- Directed by Skye Borgman
- July 6, 2022 (US)
A young woman’s death opens a decades long mystery on her true identity and the federal fugitive at the center of it all.
To say that the subject matter the documentary Girl in the Picture covers is messed up is quite the understatement. If this were a work of Hollywood fiction it would seem too convoluted and complicated and bizarre to be real yet what they show here is exactly what happened. But also what we get here is poignant, sad and incredibly disheartening.
It’s difficult to put into words the content of the story. There is just so many twists and turns in this story that even the most creative writer would have trouble crafting anything like it. The story starts out simple enough with an apparent hit and run that you know is definitely a murder. As those behind this peel back this woman’s life like the layers of an onion there is just more and more that you cannot believe.
Girl in the Picture started out as background noise for me one evening that was going to keep me company as I wound the day down. It seemed like a pretty standard murder documentary but once they touched upon the victim’s assumed name I became a little more interested. Fake names mean the murder is a bit more complicated so my mind was pulled in a bit more and here we are.
I am avoiding using real names here as both individuals focused upon used/had several names during the course of their lives and part of the story being told here is how we get to who they genuinely are.
The man who starts out as her husband turned out to be your father who turned out actually to be her kidnapper. In Girl in the Picture you’re taken into a world where the central character probably wasn’t even aware of who she really was. She clearly knew her life was not normal but she probably didn’t even know just how abnormal it was.
As I said it’s hard to describe exactly what was all in this but through interviews and news clips they show that this woman from the age of about four until her death was the victim of a very sick man. What he had going for him was the lack of modern technology in my humble opinion. If this occurred today I think the identities he assumed would have been discovered as he and her tried to function in society.
The narrative of this documentary works backwards because there really is no other way to do it. It starts with a discovery of her body along the road and ends nearly 20 years later with her true identity finally learned. It’s a long and twisting road. You can’t help but feel I would say sad but it’s something more than that. Maybe it’s horror. It is just a nightmare scenario that sounds like a work of fiction. This documentary through interviews with those that knew her makes you feel as if a genuine light in this world was snuffed out by her kidnapper for no good reason. He had crafted a twisted family with not only a daughter turned wife but her child turned his.

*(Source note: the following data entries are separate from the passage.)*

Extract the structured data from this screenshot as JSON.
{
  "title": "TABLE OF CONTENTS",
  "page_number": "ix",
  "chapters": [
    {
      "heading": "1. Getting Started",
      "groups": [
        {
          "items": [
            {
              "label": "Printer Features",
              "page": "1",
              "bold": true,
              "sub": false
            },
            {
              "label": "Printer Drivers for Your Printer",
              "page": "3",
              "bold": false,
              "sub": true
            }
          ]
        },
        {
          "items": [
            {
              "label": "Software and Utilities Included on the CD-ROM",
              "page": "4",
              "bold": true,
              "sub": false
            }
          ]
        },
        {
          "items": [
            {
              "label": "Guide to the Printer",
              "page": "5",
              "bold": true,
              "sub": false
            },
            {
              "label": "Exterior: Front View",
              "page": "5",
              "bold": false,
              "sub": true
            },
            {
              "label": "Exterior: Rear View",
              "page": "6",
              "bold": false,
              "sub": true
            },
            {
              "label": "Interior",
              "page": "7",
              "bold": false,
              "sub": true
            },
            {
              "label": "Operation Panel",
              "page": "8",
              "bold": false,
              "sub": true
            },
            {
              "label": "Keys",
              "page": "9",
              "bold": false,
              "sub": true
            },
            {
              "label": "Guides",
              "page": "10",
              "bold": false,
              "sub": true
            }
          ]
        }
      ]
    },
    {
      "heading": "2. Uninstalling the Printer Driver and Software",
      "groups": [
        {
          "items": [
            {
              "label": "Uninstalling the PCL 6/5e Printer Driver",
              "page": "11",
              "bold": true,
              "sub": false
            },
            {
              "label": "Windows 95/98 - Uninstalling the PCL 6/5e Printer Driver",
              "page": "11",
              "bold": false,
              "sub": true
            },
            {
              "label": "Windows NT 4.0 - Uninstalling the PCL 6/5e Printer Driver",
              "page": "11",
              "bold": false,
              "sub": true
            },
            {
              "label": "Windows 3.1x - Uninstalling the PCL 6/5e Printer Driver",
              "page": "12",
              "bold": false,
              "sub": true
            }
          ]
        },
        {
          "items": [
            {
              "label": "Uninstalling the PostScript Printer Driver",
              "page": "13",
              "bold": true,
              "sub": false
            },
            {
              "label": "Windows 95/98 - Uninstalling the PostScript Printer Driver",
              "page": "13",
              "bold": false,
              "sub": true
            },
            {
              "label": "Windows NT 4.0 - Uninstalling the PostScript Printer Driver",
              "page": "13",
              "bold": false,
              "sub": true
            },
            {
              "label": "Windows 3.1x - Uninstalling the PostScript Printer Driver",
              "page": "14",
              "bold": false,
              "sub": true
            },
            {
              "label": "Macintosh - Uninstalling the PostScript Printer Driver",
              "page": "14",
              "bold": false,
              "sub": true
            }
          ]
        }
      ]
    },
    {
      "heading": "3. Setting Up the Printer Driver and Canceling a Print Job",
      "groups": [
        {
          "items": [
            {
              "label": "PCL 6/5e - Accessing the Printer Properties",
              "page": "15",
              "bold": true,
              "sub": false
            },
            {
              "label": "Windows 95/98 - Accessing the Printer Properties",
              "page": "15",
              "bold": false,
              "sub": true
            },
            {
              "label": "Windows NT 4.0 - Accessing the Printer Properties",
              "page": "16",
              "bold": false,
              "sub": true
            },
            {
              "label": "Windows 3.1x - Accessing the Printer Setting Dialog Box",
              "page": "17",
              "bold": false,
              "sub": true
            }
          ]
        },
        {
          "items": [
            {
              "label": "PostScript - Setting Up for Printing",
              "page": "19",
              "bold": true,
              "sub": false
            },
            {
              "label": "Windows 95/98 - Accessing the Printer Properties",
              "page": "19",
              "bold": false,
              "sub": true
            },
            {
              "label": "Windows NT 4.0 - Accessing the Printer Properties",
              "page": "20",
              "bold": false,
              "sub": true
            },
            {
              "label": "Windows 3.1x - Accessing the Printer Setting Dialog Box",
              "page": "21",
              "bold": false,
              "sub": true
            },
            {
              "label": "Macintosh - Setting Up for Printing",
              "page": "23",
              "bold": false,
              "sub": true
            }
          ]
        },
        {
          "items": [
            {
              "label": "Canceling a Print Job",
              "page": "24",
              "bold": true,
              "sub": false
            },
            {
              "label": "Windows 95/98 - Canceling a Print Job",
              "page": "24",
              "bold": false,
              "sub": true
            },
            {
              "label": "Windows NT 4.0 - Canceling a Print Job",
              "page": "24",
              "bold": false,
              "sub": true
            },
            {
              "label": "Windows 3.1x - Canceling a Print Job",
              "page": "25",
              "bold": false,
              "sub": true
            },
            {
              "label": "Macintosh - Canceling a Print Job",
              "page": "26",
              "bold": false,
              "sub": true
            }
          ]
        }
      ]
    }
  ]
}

It’s a portrait of evil unlike any you have encountered. You’ll be shocked and horrified and sadden when you watch this. This is a disturbing and effective true crime documentary. It gives you not only information but pulls you into the story.
Girl in the Picture is quite possibly one of my favorite documentaries. It will hold your attention from start to finish. And when it’s done you’ll be left unsettled because of its subject matter. I cannot recommend this enough but be warned it gets seriously disturbing at points.